Car manufacturing giants BMW and Daimler have decided to consolidate their efforts for the future of mobility by merging their respective urban mobility divisions. These divisions were focused on services such as parking, ride-hailing, car-sharing, charging, and multimodal transport. They have both been investing in their own separate urban mobility projects over the years but have now decided to consolidate the efforts. The German car giants own prestigious brands including Mercedes-Benz, Mini, Rolls-Royce, and BMW.

This merger combines both companies’ mobility businesses into one entity but the deal does require approval from antitrust regulators. Each company will get a 50 percent stake in the entity.

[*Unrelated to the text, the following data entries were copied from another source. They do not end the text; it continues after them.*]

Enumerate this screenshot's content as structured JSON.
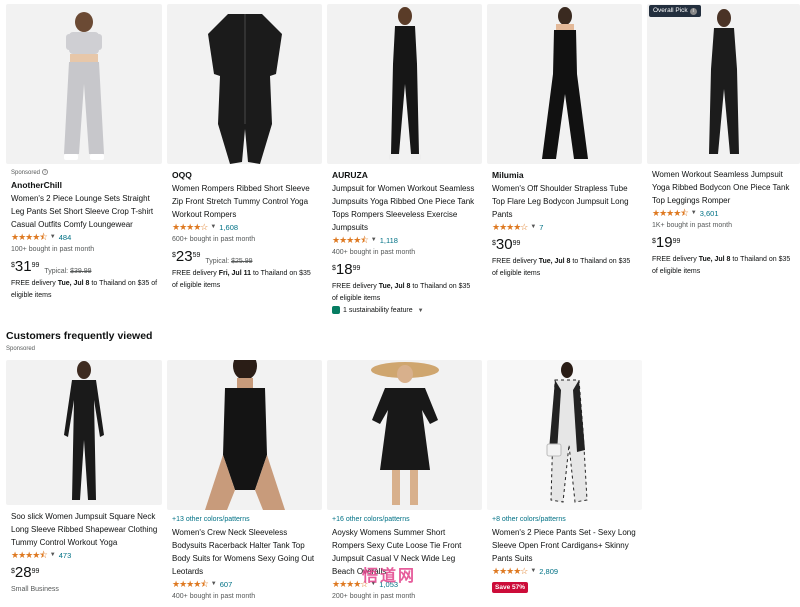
{
  "top_row": [
    {
      "sponsored": "Sponsored",
      "brand": "AnotherChill",
      "title": "Women's 2 Piece Lounge Sets Straight Leg Pants Set Short Sleeve Crop T-shirt Casual Outfits Comfy Loungewear",
      "stars": "★★★★⯪",
      "reviews": "484",
      "bought": "100+ bought in past month",
      "price_whole": "31",
      "price_frac": "99",
      "typical_label": "Typical:",
      "typical_price": "$39.99",
      "delivery_prefix": "FREE delivery",
      "delivery_date": "Tue, Jul 8",
      "delivery_suffix": "to Thailand on $35 of eligible items",
      "image_color": "#d3d3d5"
    },
    {
      "brand": "OQQ",
      "title": "Women Rompers Ribbed Short Sleeve Zip Front Stretch Tummy Control Yoga Workout Rompers",
      "stars": "★★★★☆",
      "reviews": "1,608",
      "bought": "600+ bought in past month",
      "price_whole": "23",
      "price_frac": "59",
      "typical_label": "Typical:",
      "typical_price": "$25.99",
      "delivery_prefix": "FREE delivery",
      "delivery_date": "Fri, Jul 11",
      "delivery_suffix": "to Thailand on $35 of eligible items",
      "image_color": "#1b1b1b"
    },
    {
      "brand": "AURUZA",
      "title": "Jumpsuit for Women Workout Seamless Jumpsuits Yoga Ribbed One Piece Tank Tops Rompers Sleeveless Exercise Jumpsuits",
      "stars": "★★★★⯪",
      "reviews": "1,118",
      "bought": "400+ bought in past month",
      "price_whole": "18",
      "price_frac": "99",
      "delivery_prefix": "FREE delivery",
      "delivery_date": "Tue, Jul 8",
      "delivery_suffix": "to Thailand on $35 of eligible items",
      "sustainability": "1 sustainability feature",
      "image_color": "#161616"
    },
    {
      "brand": "Milumia",
      "title": "Women's Off Shoulder Strapless Tube Top Flare Leg Bodycon Jumpsuit Long Pants",
      "stars": "★★★★☆",
      "reviews": "7",
      "price_whole": "30",
      "price_frac": "99",
      "delivery_prefix": "FREE delivery",
      "delivery_date": "Tue, Jul 8",
      "delivery_suffix": "to Thailand on $35 of eligible items",
      "image_color": "#111111"
    },
    {
      "badge": "Overall Pick",
      "title": "Women Workout Seamless Jumpsuit Yoga Ribbed Bodycon One Piece Tank Top Leggings Romper",
      "stars": "★★★★⯪",
      "reviews": "3,601",
      "bought": "1K+ bought in past month",
      "price_whole": "19",
      "price_frac": "99",
      "delivery_prefix": "FREE delivery",
      "delivery_date": "Tue, Jul 8",
      "delivery_suffix": "to Thailand on $35 of eligible items",
      "image_color": "#1c1c1c"
    }
  ],
  "section": {
    "title": "Customers frequently viewed",
    "sponsored": "Sponsored"
  },
  "bottom_row": [
    {
      "title": "Soo slick Women Jumpsuit Square Neck Long Sleeve Ribbed Shapewear Clothing Tummy Control Workout Yoga",
      "stars": "★★★★⯪",
      "reviews": "473",
      "price_whole": "28",
      "price_frac": "99",
      "extra": "Small Business",
      "image_color": "#1a1a1a"
    },
    {
      "colors_link": "+13 other colors/patterns",
      "title": "Women's Crew Neck Sleeveless Bodysuits Racerback Halter Tank Top Body Suits for Womens Sexy Going Out Leotards",
      "stars": "★★★★⯪",
      "reviews": "607",
      "bought": "400+ bought in past month",
      "image_color": "#141414"
    },
    {
      "colors_link": "+16 other colors/patterns",
      "title": "Aoysky Womens Summer Short Rompers Sexy Cute Loose Tie Front Jumpsuit Casual V Neck Wide Leg Beach Overalls",
      "stars": "★★★★☆",
      "reviews": "1,053",
      "bought": "200+ bought in past month",
      "image_color": "#181818"
    },
    {
      "colors_link": "+8 other colors/patterns",
      "title": "Women's 2 Piece Pants Set - Sexy Long Sleeve Open Front Cardigans+ Skinny Pants Suits",
      "stars": "★★★★☆",
      "reviews": "2,809",
      "save_badge": "Save 57%",
      "image_color": "#e8e8e8"
    }
  ],
  "currency": "$",
  "watermark": "悟道网",
  "colors": {
    "link": "#007185",
    "star": "#de7921",
    "save": "#cc0c39",
    "badge_bg": "#232f3e"
  }
}
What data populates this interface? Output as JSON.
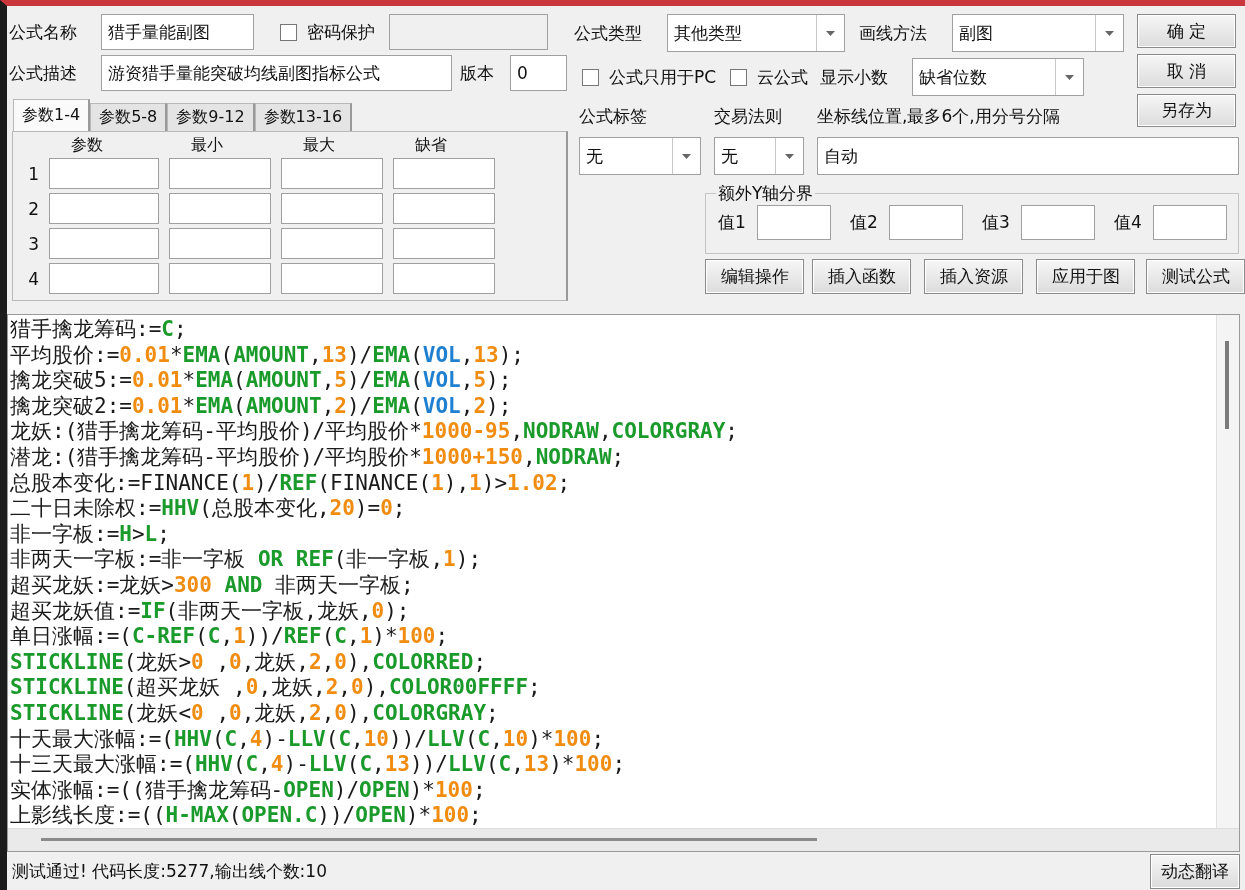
{
  "formula": {
    "name_label": "公式名称",
    "name": "猎手量能副图",
    "password": {
      "label": "密码保护",
      "checked": false
    },
    "desc_label": "公式描述",
    "description": "游资猎手量能突破均线副图指标公式",
    "version_label": "版本",
    "version": "0"
  },
  "param_tabs": [
    {
      "label": "参数1-4",
      "selected": true
    },
    {
      "label": "参数5-8",
      "selected": false
    },
    {
      "label": "参数9-12",
      "selected": false
    },
    {
      "label": "参数13-16",
      "selected": false
    }
  ],
  "param_columns": [
    "参数",
    "最小",
    "最大",
    "缺省"
  ],
  "param_rows": [
    "1",
    "2",
    "3",
    "4"
  ],
  "type": {
    "label": "公式类型",
    "value": "其他类型"
  },
  "draw_method": {
    "label": "画线方法",
    "value": "副图"
  },
  "options": [
    {
      "label": "公式只用于PC",
      "checked": false
    },
    {
      "label": "云公式",
      "checked": false
    }
  ],
  "decimals": {
    "label": "显示小数",
    "value": "缺省位数"
  },
  "side_buttons": [
    "确 定",
    "取 消",
    "另存为"
  ],
  "tag": {
    "label": "公式标签",
    "value": "无"
  },
  "trade_rule": {
    "label": "交易法则",
    "value": "无"
  },
  "axis": {
    "label": "坐标线位置,最多6个,用分号分隔",
    "value": "自动"
  },
  "extra_y": {
    "title": "额外Y轴分界",
    "fields": [
      "值1",
      "值2",
      "值3",
      "值4"
    ]
  },
  "action_buttons": [
    "编辑操作",
    "插入函数",
    "插入资源",
    "应用于图",
    "测试公式"
  ],
  "code": [
    [
      {
        "kind": "p",
        "text": "猎手擒龙筹码:="
      },
      {
        "kind": "f",
        "text": "C"
      },
      {
        "kind": "p",
        "text": ";"
      }
    ],
    [
      {
        "kind": "p",
        "text": "平均股价:="
      },
      {
        "kind": "n",
        "text": "0.01"
      },
      {
        "kind": "p",
        "text": "*"
      },
      {
        "kind": "f",
        "text": "EMA"
      },
      {
        "kind": "p",
        "text": "("
      },
      {
        "kind": "f",
        "text": "AMOUNT"
      },
      {
        "kind": "p",
        "text": ","
      },
      {
        "kind": "n",
        "text": "13"
      },
      {
        "kind": "p",
        "text": ")/"
      },
      {
        "kind": "f",
        "text": "EMA"
      },
      {
        "kind": "p",
        "text": "("
      },
      {
        "kind": "v",
        "text": "VOL"
      },
      {
        "kind": "p",
        "text": ","
      },
      {
        "kind": "n",
        "text": "13"
      },
      {
        "kind": "p",
        "text": ");"
      }
    ],
    [
      {
        "kind": "p",
        "text": "擒龙突破5:="
      },
      {
        "kind": "n",
        "text": "0.01"
      },
      {
        "kind": "p",
        "text": "*"
      },
      {
        "kind": "f",
        "text": "EMA"
      },
      {
        "kind": "p",
        "text": "("
      },
      {
        "kind": "f",
        "text": "AMOUNT"
      },
      {
        "kind": "p",
        "text": ","
      },
      {
        "kind": "n",
        "text": "5"
      },
      {
        "kind": "p",
        "text": ")/"
      },
      {
        "kind": "f",
        "text": "EMA"
      },
      {
        "kind": "p",
        "text": "("
      },
      {
        "kind": "v",
        "text": "VOL"
      },
      {
        "kind": "p",
        "text": ","
      },
      {
        "kind": "n",
        "text": "5"
      },
      {
        "kind": "p",
        "text": ");"
      }
    ],
    [
      {
        "kind": "p",
        "text": "擒龙突破2:="
      },
      {
        "kind": "n",
        "text": "0.01"
      },
      {
        "kind": "p",
        "text": "*"
      },
      {
        "kind": "f",
        "text": "EMA"
      },
      {
        "kind": "p",
        "text": "("
      },
      {
        "kind": "f",
        "text": "AMOUNT"
      },
      {
        "kind": "p",
        "text": ","
      },
      {
        "kind": "n",
        "text": "2"
      },
      {
        "kind": "p",
        "text": ")/"
      },
      {
        "kind": "f",
        "text": "EMA"
      },
      {
        "kind": "p",
        "text": "("
      },
      {
        "kind": "v",
        "text": "VOL"
      },
      {
        "kind": "p",
        "text": ","
      },
      {
        "kind": "n",
        "text": "2"
      },
      {
        "kind": "p",
        "text": ");"
      }
    ],
    [
      {
        "kind": "p",
        "text": "龙妖:(猎手擒龙筹码-平均股价)/平均股价*"
      },
      {
        "kind": "n",
        "text": "1000-95"
      },
      {
        "kind": "p",
        "text": ","
      },
      {
        "kind": "f",
        "text": "NODRAW"
      },
      {
        "kind": "p",
        "text": ","
      },
      {
        "kind": "f",
        "text": "COLORGRAY"
      },
      {
        "kind": "p",
        "text": ";"
      }
    ],
    [
      {
        "kind": "p",
        "text": "潜龙:(猎手擒龙筹码-平均股价)/平均股价*"
      },
      {
        "kind": "n",
        "text": "1000+150"
      },
      {
        "kind": "p",
        "text": ","
      },
      {
        "kind": "f",
        "text": "NODRAW"
      },
      {
        "kind": "p",
        "text": ";"
      }
    ],
    [
      {
        "kind": "p",
        "text": "总股本变化:=FINANCE("
      },
      {
        "kind": "n",
        "text": "1"
      },
      {
        "kind": "p",
        "text": ")/"
      },
      {
        "kind": "f",
        "text": "REF"
      },
      {
        "kind": "p",
        "text": "(FINANCE("
      },
      {
        "kind": "n",
        "text": "1"
      },
      {
        "kind": "p",
        "text": "),"
      },
      {
        "kind": "n",
        "text": "1"
      },
      {
        "kind": "p",
        "text": ")>"
      },
      {
        "kind": "n",
        "text": "1.02"
      },
      {
        "kind": "p",
        "text": ";"
      }
    ],
    [
      {
        "kind": "p",
        "text": "二十日未除权:="
      },
      {
        "kind": "f",
        "text": "HHV"
      },
      {
        "kind": "p",
        "text": "(总股本变化,"
      },
      {
        "kind": "n",
        "text": "20"
      },
      {
        "kind": "p",
        "text": ")="
      },
      {
        "kind": "n",
        "text": "0"
      },
      {
        "kind": "p",
        "text": ";"
      }
    ],
    [
      {
        "kind": "p",
        "text": "非一字板:="
      },
      {
        "kind": "f",
        "text": "H"
      },
      {
        "kind": "p",
        "text": ">"
      },
      {
        "kind": "f",
        "text": "L"
      },
      {
        "kind": "p",
        "text": ";"
      }
    ],
    [
      {
        "kind": "p",
        "text": "非两天一字板:=非一字板 "
      },
      {
        "kind": "f",
        "text": "OR REF"
      },
      {
        "kind": "p",
        "text": "(非一字板,"
      },
      {
        "kind": "n",
        "text": "1"
      },
      {
        "kind": "p",
        "text": ");"
      }
    ],
    [
      {
        "kind": "p",
        "text": "超买龙妖:=龙妖>"
      },
      {
        "kind": "n",
        "text": "300"
      },
      {
        "kind": "f",
        "text": " AND"
      },
      {
        "kind": "p",
        "text": " 非两天一字板;"
      }
    ],
    [
      {
        "kind": "p",
        "text": "超买龙妖值:="
      },
      {
        "kind": "f",
        "text": "IF"
      },
      {
        "kind": "p",
        "text": "(非两天一字板,龙妖,"
      },
      {
        "kind": "n",
        "text": "0"
      },
      {
        "kind": "p",
        "text": ");"
      }
    ],
    [
      {
        "kind": "p",
        "text": "单日涨幅:=("
      },
      {
        "kind": "f",
        "text": "C-REF"
      },
      {
        "kind": "p",
        "text": "("
      },
      {
        "kind": "f",
        "text": "C"
      },
      {
        "kind": "p",
        "text": ","
      },
      {
        "kind": "n",
        "text": "1"
      },
      {
        "kind": "p",
        "text": "))/"
      },
      {
        "kind": "f",
        "text": "REF"
      },
      {
        "kind": "p",
        "text": "("
      },
      {
        "kind": "f",
        "text": "C"
      },
      {
        "kind": "p",
        "text": ","
      },
      {
        "kind": "n",
        "text": "1"
      },
      {
        "kind": "p",
        "text": ")*"
      },
      {
        "kind": "n",
        "text": "100"
      },
      {
        "kind": "p",
        "text": ";"
      }
    ],
    [
      {
        "kind": "f",
        "text": "STICKLINE"
      },
      {
        "kind": "p",
        "text": "(龙妖>"
      },
      {
        "kind": "n",
        "text": "0"
      },
      {
        "kind": "p",
        "text": " ,"
      },
      {
        "kind": "n",
        "text": "0"
      },
      {
        "kind": "p",
        "text": ",龙妖,"
      },
      {
        "kind": "n",
        "text": "2"
      },
      {
        "kind": "p",
        "text": ","
      },
      {
        "kind": "n",
        "text": "0"
      },
      {
        "kind": "p",
        "text": "),"
      },
      {
        "kind": "f",
        "text": "COLORRED"
      },
      {
        "kind": "p",
        "text": ";"
      }
    ],
    [
      {
        "kind": "f",
        "text": "STICKLINE"
      },
      {
        "kind": "p",
        "text": "(超买龙妖 ,"
      },
      {
        "kind": "n",
        "text": "0"
      },
      {
        "kind": "p",
        "text": ",龙妖,"
      },
      {
        "kind": "n",
        "text": "2"
      },
      {
        "kind": "p",
        "text": ","
      },
      {
        "kind": "n",
        "text": "0"
      },
      {
        "kind": "p",
        "text": "),"
      },
      {
        "kind": "f",
        "text": "COLOR00FFFF"
      },
      {
        "kind": "p",
        "text": ";"
      }
    ],
    [
      {
        "kind": "f",
        "text": "STICKLINE"
      },
      {
        "kind": "p",
        "text": "(龙妖<"
      },
      {
        "kind": "n",
        "text": "0"
      },
      {
        "kind": "p",
        "text": " ,"
      },
      {
        "kind": "n",
        "text": "0"
      },
      {
        "kind": "p",
        "text": ",龙妖,"
      },
      {
        "kind": "n",
        "text": "2"
      },
      {
        "kind": "p",
        "text": ","
      },
      {
        "kind": "n",
        "text": "0"
      },
      {
        "kind": "p",
        "text": "),"
      },
      {
        "kind": "f",
        "text": "COLORGRAY"
      },
      {
        "kind": "p",
        "text": ";"
      }
    ],
    [
      {
        "kind": "p",
        "text": "十天最大涨幅:=("
      },
      {
        "kind": "f",
        "text": "HHV"
      },
      {
        "kind": "p",
        "text": "("
      },
      {
        "kind": "f",
        "text": "C"
      },
      {
        "kind": "p",
        "text": ","
      },
      {
        "kind": "n",
        "text": "4"
      },
      {
        "kind": "p",
        "text": ")-"
      },
      {
        "kind": "f",
        "text": "LLV"
      },
      {
        "kind": "p",
        "text": "("
      },
      {
        "kind": "f",
        "text": "C"
      },
      {
        "kind": "p",
        "text": ","
      },
      {
        "kind": "n",
        "text": "10"
      },
      {
        "kind": "p",
        "text": "))/"
      },
      {
        "kind": "f",
        "text": "LLV"
      },
      {
        "kind": "p",
        "text": "("
      },
      {
        "kind": "f",
        "text": "C"
      },
      {
        "kind": "p",
        "text": ","
      },
      {
        "kind": "n",
        "text": "10"
      },
      {
        "kind": "p",
        "text": ")*"
      },
      {
        "kind": "n",
        "text": "100"
      },
      {
        "kind": "p",
        "text": ";"
      }
    ],
    [
      {
        "kind": "p",
        "text": "十三天最大涨幅:=("
      },
      {
        "kind": "f",
        "text": "HHV"
      },
      {
        "kind": "p",
        "text": "("
      },
      {
        "kind": "f",
        "text": "C"
      },
      {
        "kind": "p",
        "text": ","
      },
      {
        "kind": "n",
        "text": "4"
      },
      {
        "kind": "p",
        "text": ")-"
      },
      {
        "kind": "f",
        "text": "LLV"
      },
      {
        "kind": "p",
        "text": "("
      },
      {
        "kind": "f",
        "text": "C"
      },
      {
        "kind": "p",
        "text": ","
      },
      {
        "kind": "n",
        "text": "13"
      },
      {
        "kind": "p",
        "text": "))/"
      },
      {
        "kind": "f",
        "text": "LLV"
      },
      {
        "kind": "p",
        "text": "("
      },
      {
        "kind": "f",
        "text": "C"
      },
      {
        "kind": "p",
        "text": ","
      },
      {
        "kind": "n",
        "text": "13"
      },
      {
        "kind": "p",
        "text": ")*"
      },
      {
        "kind": "n",
        "text": "100"
      },
      {
        "kind": "p",
        "text": ";"
      }
    ],
    [
      {
        "kind": "p",
        "text": "实体涨幅:=((猎手擒龙筹码-"
      },
      {
        "kind": "f",
        "text": "OPEN"
      },
      {
        "kind": "p",
        "text": ")/"
      },
      {
        "kind": "f",
        "text": "OPEN"
      },
      {
        "kind": "p",
        "text": ")*"
      },
      {
        "kind": "n",
        "text": "100"
      },
      {
        "kind": "p",
        "text": ";"
      }
    ],
    [
      {
        "kind": "p",
        "text": "上影线长度:=(("
      },
      {
        "kind": "f",
        "text": "H-MAX"
      },
      {
        "kind": "p",
        "text": "("
      },
      {
        "kind": "f",
        "text": "OPEN.C"
      },
      {
        "kind": "p",
        "text": "))/"
      },
      {
        "kind": "f",
        "text": "OPEN"
      },
      {
        "kind": "p",
        "text": ")*"
      },
      {
        "kind": "n",
        "text": "100"
      },
      {
        "kind": "p",
        "text": ";"
      }
    ]
  ],
  "status": "测试通过! 代码长度:5277,输出线个数:10",
  "translate_button": "动态翻译"
}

BMW has already been operating a car-sharing service in several markets across the globe while Daimler has made major acquisitions and investments in the ride-hailing space.

With the competition in the urban mobility space heating up as companies like Google and Uber plan to launch their own on-demand services, it makes sense for conventional car manufacturers like Daimler and BMW to work together and pool their resources to better compete against rivals.

The two companies will remain competitors nonetheless outside the scope of this combined entity. “We remain competitors when it comes to the best premium vehicles. The planned merger of our mobility services will pool our resources and sends a strong signal to our new competitors,” said BMW board chairman Harald Krüger.